34.4
Who Makes War and Who Likes Peace? a Weberian Sociological Perspective on Wars in History and Today

Tuesday, 17 July 2018: 11:15
Location: 104C (MTCC NORTH BUILDING)
Oral Presentation
Max HALLER, University of Graz, Austria, Austria
The paper is a contribution from the perspective of Weberian sociology which starts from two assumptions: First, social actions are always guided by interests and by values; second, sociology has to focus on social actions. It will present three theses: (1) The widespread absolute confrontation between pacifism and political „realism“ is misleading. Peace is a universal human value, but striving for peace must also take into consideration other social values (according to an ethics of responsibility, against an absolute ethics of conviction; Weber). (2) There is a long-term trend toward peace which is supported by other processes of civilization, because peace is in the interest of the population at large, while the initiation of wars is mainly in the interest of leaders and elites (the famous thesis of Kant that democracy is the most important base for perpetual peace on earth).

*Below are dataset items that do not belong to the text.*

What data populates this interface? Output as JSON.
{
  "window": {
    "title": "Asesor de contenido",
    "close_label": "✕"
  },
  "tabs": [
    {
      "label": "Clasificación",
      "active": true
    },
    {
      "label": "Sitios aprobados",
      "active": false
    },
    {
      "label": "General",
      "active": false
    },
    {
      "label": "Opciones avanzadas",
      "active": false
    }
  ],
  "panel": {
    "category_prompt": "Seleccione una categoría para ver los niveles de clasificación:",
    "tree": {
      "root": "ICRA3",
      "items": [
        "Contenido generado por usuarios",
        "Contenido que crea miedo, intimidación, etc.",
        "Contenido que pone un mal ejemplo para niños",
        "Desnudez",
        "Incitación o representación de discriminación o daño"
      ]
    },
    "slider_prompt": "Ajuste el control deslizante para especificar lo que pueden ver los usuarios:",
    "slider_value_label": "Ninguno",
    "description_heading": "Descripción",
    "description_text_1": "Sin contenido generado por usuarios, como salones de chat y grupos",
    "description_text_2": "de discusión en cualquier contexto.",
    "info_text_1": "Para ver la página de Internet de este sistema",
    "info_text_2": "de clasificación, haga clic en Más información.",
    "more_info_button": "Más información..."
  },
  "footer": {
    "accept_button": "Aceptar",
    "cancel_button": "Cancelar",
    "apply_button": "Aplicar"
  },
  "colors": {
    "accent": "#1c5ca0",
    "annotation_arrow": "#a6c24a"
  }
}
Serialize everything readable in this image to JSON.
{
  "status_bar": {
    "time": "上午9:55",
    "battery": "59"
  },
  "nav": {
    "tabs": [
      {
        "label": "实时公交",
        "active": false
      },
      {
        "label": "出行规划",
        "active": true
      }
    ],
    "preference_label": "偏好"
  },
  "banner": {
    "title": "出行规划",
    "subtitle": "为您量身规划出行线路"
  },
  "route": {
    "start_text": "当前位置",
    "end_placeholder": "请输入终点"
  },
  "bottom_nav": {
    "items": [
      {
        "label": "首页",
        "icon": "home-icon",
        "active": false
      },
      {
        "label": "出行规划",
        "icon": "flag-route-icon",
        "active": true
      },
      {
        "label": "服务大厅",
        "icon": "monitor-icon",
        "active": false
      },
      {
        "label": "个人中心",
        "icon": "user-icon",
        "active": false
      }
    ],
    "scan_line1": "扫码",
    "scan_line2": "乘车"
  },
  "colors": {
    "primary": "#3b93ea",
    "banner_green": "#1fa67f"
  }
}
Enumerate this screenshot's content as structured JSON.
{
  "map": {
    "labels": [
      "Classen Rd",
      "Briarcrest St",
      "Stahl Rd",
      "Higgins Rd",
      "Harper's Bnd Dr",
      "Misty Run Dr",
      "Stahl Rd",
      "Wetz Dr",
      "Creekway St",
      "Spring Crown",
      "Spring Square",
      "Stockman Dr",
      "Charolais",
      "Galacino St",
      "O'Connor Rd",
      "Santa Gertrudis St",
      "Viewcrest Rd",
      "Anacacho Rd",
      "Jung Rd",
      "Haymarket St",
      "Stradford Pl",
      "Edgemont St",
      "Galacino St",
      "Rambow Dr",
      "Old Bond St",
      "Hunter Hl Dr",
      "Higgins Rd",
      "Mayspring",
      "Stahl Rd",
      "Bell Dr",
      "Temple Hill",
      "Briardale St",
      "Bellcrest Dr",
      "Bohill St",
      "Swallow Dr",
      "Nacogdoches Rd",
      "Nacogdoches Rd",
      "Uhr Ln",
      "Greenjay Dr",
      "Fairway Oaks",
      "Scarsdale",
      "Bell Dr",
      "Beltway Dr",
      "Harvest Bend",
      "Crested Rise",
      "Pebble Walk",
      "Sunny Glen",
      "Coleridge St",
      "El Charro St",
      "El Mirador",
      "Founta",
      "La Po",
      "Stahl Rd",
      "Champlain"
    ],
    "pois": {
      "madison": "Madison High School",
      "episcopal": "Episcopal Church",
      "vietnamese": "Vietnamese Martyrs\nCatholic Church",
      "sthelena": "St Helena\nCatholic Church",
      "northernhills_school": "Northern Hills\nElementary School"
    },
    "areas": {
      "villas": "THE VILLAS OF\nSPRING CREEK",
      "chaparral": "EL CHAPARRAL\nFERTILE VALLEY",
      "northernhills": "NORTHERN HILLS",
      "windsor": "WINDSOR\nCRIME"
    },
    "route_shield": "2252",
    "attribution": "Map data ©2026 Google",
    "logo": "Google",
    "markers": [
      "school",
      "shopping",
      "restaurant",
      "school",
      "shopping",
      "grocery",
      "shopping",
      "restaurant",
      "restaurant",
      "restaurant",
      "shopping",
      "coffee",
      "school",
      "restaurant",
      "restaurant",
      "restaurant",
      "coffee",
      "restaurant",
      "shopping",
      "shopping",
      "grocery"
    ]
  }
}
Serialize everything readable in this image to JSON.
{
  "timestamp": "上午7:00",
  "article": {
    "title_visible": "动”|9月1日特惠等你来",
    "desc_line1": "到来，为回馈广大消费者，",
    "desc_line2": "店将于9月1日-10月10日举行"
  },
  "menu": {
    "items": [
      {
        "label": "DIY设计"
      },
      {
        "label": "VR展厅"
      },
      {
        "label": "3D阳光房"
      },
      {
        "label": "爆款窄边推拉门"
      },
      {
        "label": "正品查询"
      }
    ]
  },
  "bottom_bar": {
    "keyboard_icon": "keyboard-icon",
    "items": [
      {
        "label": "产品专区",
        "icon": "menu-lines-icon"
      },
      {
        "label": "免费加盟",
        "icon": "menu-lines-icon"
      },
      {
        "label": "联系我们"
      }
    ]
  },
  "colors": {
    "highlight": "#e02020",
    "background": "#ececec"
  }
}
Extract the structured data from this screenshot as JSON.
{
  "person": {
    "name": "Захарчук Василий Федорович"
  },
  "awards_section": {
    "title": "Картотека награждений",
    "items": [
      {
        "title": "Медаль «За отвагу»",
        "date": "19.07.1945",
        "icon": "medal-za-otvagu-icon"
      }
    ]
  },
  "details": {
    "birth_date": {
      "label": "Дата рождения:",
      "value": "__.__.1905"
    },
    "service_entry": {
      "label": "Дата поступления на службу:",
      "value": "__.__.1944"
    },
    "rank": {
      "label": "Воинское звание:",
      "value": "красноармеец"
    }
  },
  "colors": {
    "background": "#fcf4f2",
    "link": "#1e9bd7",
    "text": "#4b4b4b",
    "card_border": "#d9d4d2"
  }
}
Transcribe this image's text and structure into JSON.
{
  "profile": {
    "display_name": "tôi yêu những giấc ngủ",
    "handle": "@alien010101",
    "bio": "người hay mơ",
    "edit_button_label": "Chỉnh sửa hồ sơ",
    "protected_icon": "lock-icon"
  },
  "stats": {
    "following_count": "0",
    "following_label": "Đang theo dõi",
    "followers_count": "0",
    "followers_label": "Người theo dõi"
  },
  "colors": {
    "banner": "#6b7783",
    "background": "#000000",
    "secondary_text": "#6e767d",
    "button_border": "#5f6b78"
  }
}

The long peace in Europe since 1945 is due not to European integration but to the establishment of democracies; (3) Many kinds of actions by political leaders (hatred speeches, distortion of information, arms build-up) prepare wars. In the paper, I will (1) develop a sociological-historical typology of wars which distinguishes them in terms of their motives and character; (2) show that large wars between states are on decline. But two new forms emerged: More local wars, connected to ethnic and religious cleavages; such war are more frequent in authoritarian political systems; wars of Western democracies (particularly the USA) against aggressive or threating dictators; here, we must also include massive economic interests as factors leading to wars); (c) ethno-national wars for independence and presupposed threats from in- and outside (as in Israel, Africa); (3) investigate the warmongering actions of leaders in the present-day world.